如何在excel或python中提取单词周围的文本?

时间:2017-01-01 17:32:19

标签: python excel text extract

我有几千行文字如下:

ksjd 234first special 34-37xy kjsbn
sde 89second special 22-23xh ewio
647red special 55fg dsk
uuire another special 98
another special 107r
green special 55-59 ewk
blue special 31-39jkl

我需要先提取一个单词" special"和右边的数字(或数字范围)。换句话说,我想:

enter image description here

转换成表格:

enter image description here

3 个答案:

答案 0 :(得分:3)

快速执行此操作的方法是使用正则表达式:

In [1]: import re

In [2]: text = '''234first special 34-37xy                          
   ...: 89second special 22-23xh
   ...: 647red special 55fg
   ...: another special 98
   ...: another special 107r
   ...: green special 55-59
   ...: blue special 31-39jkl'''

In [3]: [re.findall('\d*\s*(\S+)\s+(special)\s+(\d+(?:-\d+)?)', line)[0] for line in text.splitlines()]
Out[3]: 
[('first', 'special', '34-37'),
 ('second', 'special', '22-23'),
 ('red', 'special', '55'),
 ('another', 'special', '98'),
 ('another', 'special', '107'),
 ('green', 'special', '55-59'),
 ('blue', 'special', '31-39')]

答案 1 :(得分:3)

在Excel中,您可以使用公式在两个单词之间提取文本,方法如下:

  1. 选择一个空白单元格并输入此公式= MID(A1,SEARCH(“KTE”,A1)+ 3,SEARCH(“feature”,A1)-SEARCH(“KTE”,A1)-4)进入它,然后按Enter按钮。

  2. 拖动填充手柄以填充要应用此公式的范围。

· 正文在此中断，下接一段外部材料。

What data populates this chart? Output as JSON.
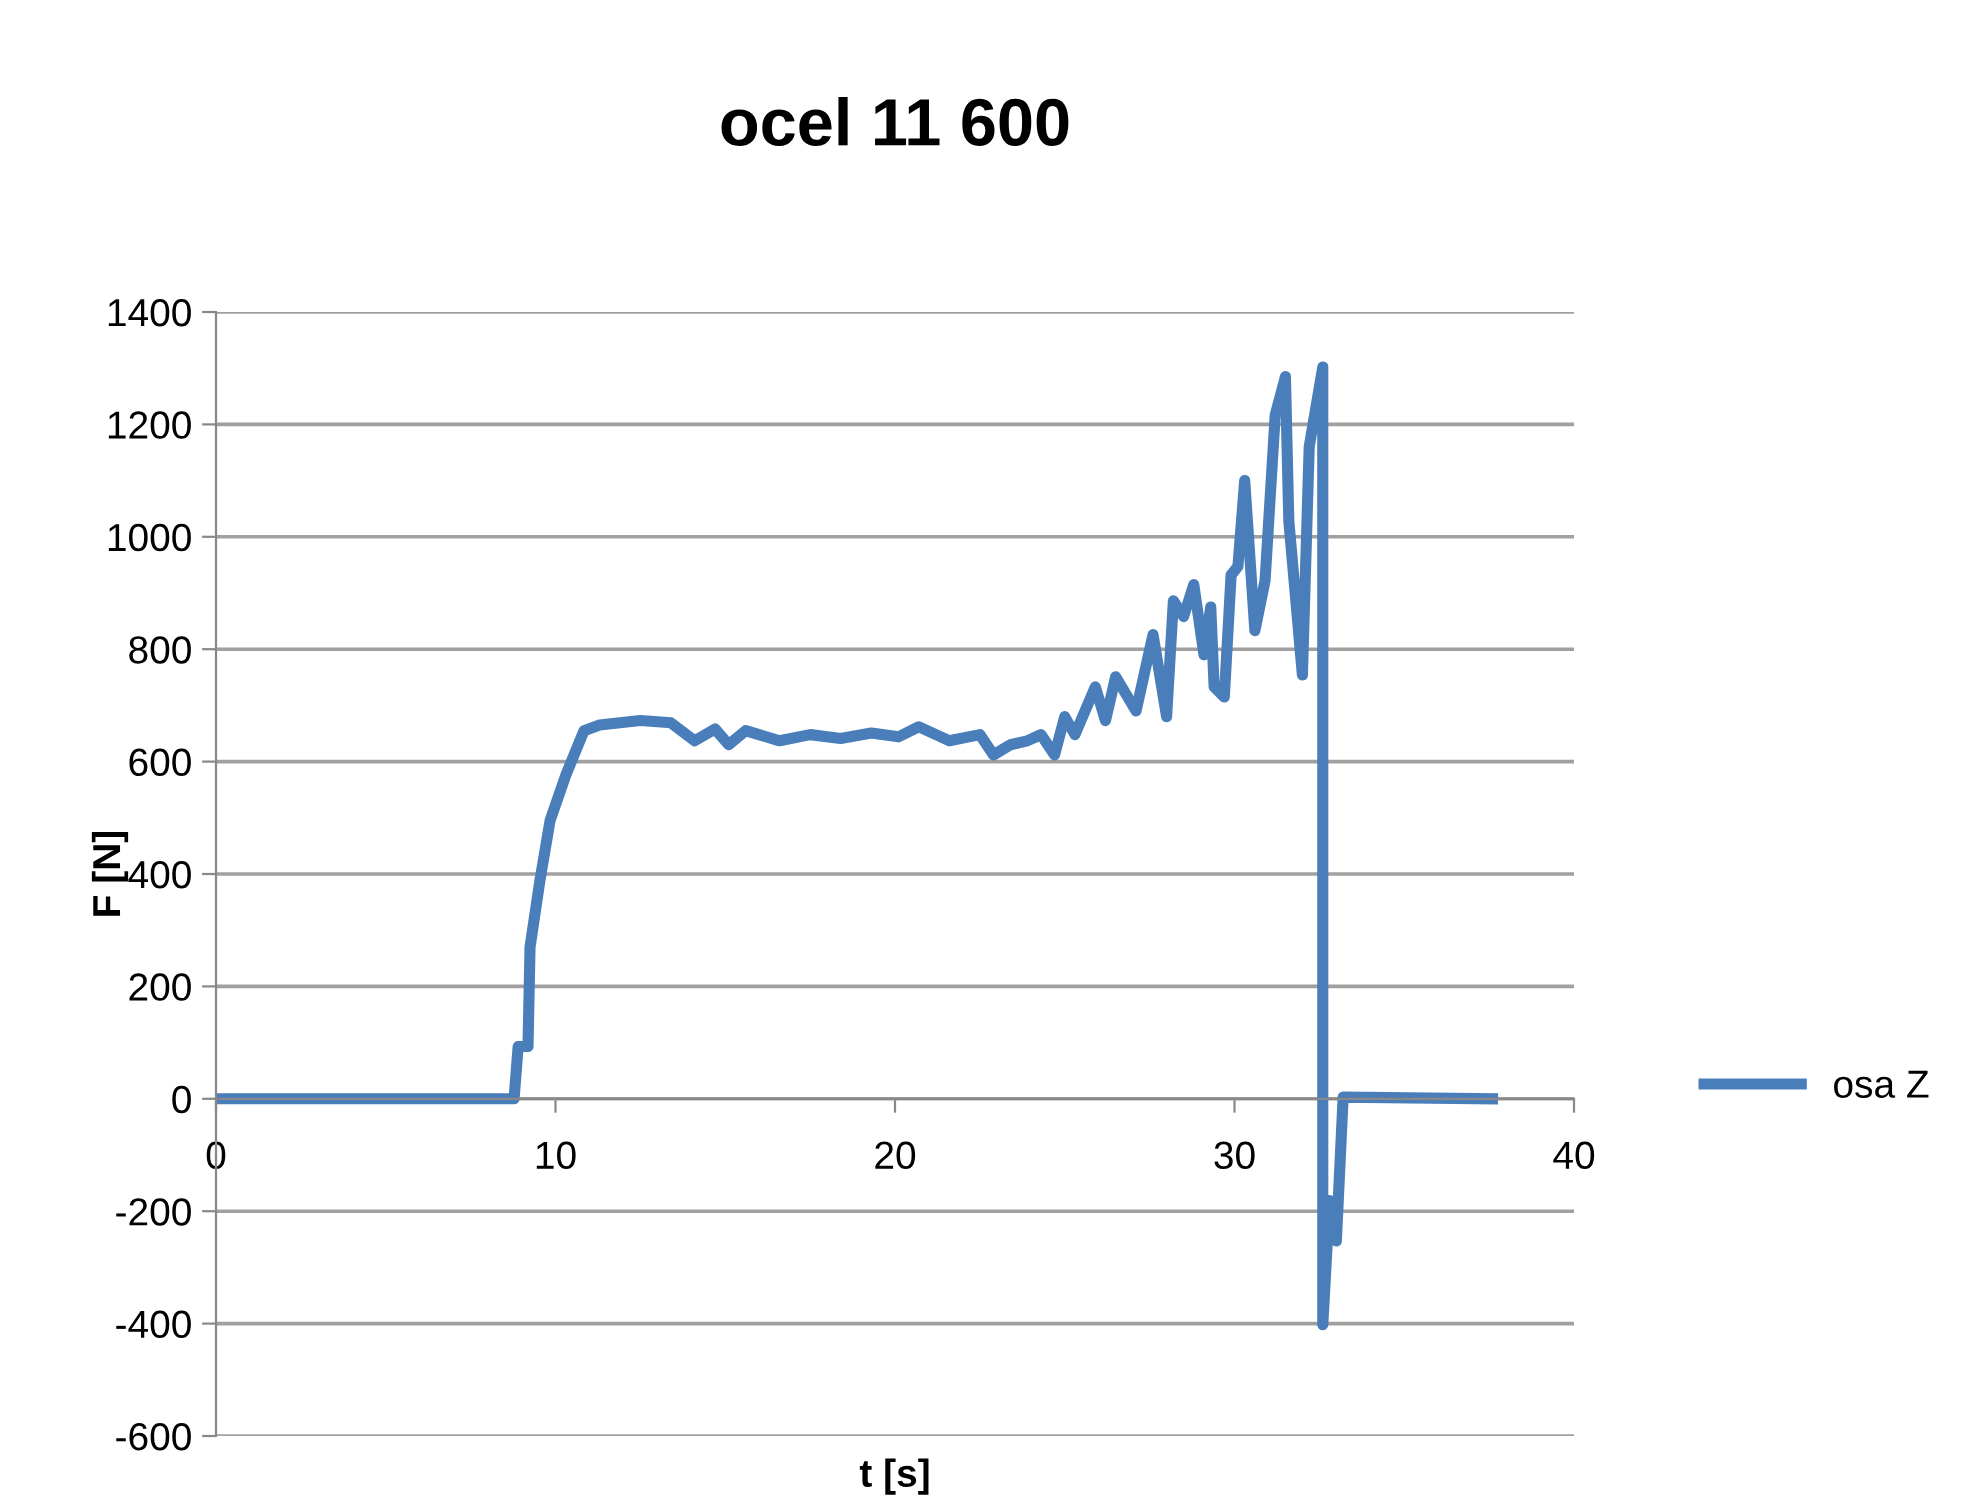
{
  "chart_data": {
    "type": "line",
    "title": "ocel 11 600",
    "xlabel": "t [s]",
    "ylabel": "F [N]",
    "xlim": [
      0,
      40
    ],
    "xticks": [
      0,
      10,
      20,
      30,
      40
    ],
    "ylim": [
      -600,
      1400
    ],
    "yticks": [
      -600,
      -400,
      -200,
      0,
      200,
      400,
      600,
      800,
      1000,
      1200,
      1400
    ],
    "grid": "y",
    "legend": "right",
    "series": [
      {
        "name": "osa Z",
        "color": "#4a7ebb",
        "x": [
          0,
          8.78,
          8.9,
          9.19,
          9.25,
          9.54,
          9.84,
          10.31,
          10.84,
          11.3,
          12.5,
          13.4,
          14.1,
          14.7,
          15.1,
          15.6,
          16.6,
          17.5,
          18.4,
          19.3,
          20.1,
          20.7,
          21.6,
          22.5,
          22.9,
          23.4,
          23.9,
          24.3,
          24.7,
          25.0,
          25.3,
          25.9,
          26.2,
          26.5,
          27.1,
          27.6,
          28.0,
          28.2,
          28.5,
          28.8,
          29.1,
          29.3,
          29.4,
          29.7,
          29.9,
          30.1,
          30.3,
          30.6,
          30.9,
          31.2,
          31.5,
          31.6,
          32.0,
          32.2,
          32.6,
          32.6,
          32.8,
          33.0,
          33.2,
          37.6
        ],
        "values": [
          0,
          0,
          93,
          93,
          270,
          388,
          495,
          577,
          655,
          665,
          673,
          669,
          637,
          658,
          630,
          655,
          637,
          648,
          641,
          651,
          644,
          662,
          637,
          648,
          612,
          630,
          637,
          648,
          612,
          680,
          648,
          733,
          673,
          751,
          690,
          826,
          680,
          886,
          858,
          915,
          790,
          875,
          733,
          715,
          932,
          947,
          1100,
          833,
          922,
          1217,
          1285,
          1028,
          754,
          1160,
          1302,
          -402,
          -181,
          -253,
          3,
          0
        ]
      }
    ]
  }
}
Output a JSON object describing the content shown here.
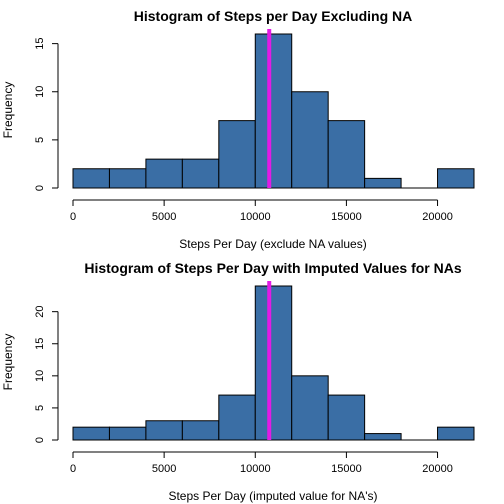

现在只提取“KTE”和“feature”之间的文本字符串。

  3. 注意:

    1. 在此公式中,A1是您要从中提取文本的单元格。

    2. KTE和功能是您要在其间提取文字的字词。

    3. 数字3是KTE的字符长度,数字4等于KTE的字符长度加1。

答案 2 :(得分:1)

另外@RolandSmith写道,这是一种在Excel中使用正则表达式的方法 - VBA

Option Explicit
Function ExtractSpecial(S As String, Index As Long) As String
    Dim RE As Object, MC As Object
    Const sPat As String = "([a-z]+)\s+(special)\s+([^a-z]+)"

Set RE = CreateObject("vbscript.regexp")
With RE
    .Global = True
    .ignorecase = True
    .MultiLine = False
    .Pattern = sPat
    If .test(S) = True Then
        Set MC = .Execute(S)
        ExtractSpecial = MC(0).submatches(Index - 1)
    End If
End With

End Function

此UDF中的Index参数对应于从匹配集合返回第1,第2或第3个子匹配,因此您可以轻松地将原始字符串拆分为三个所需的组件。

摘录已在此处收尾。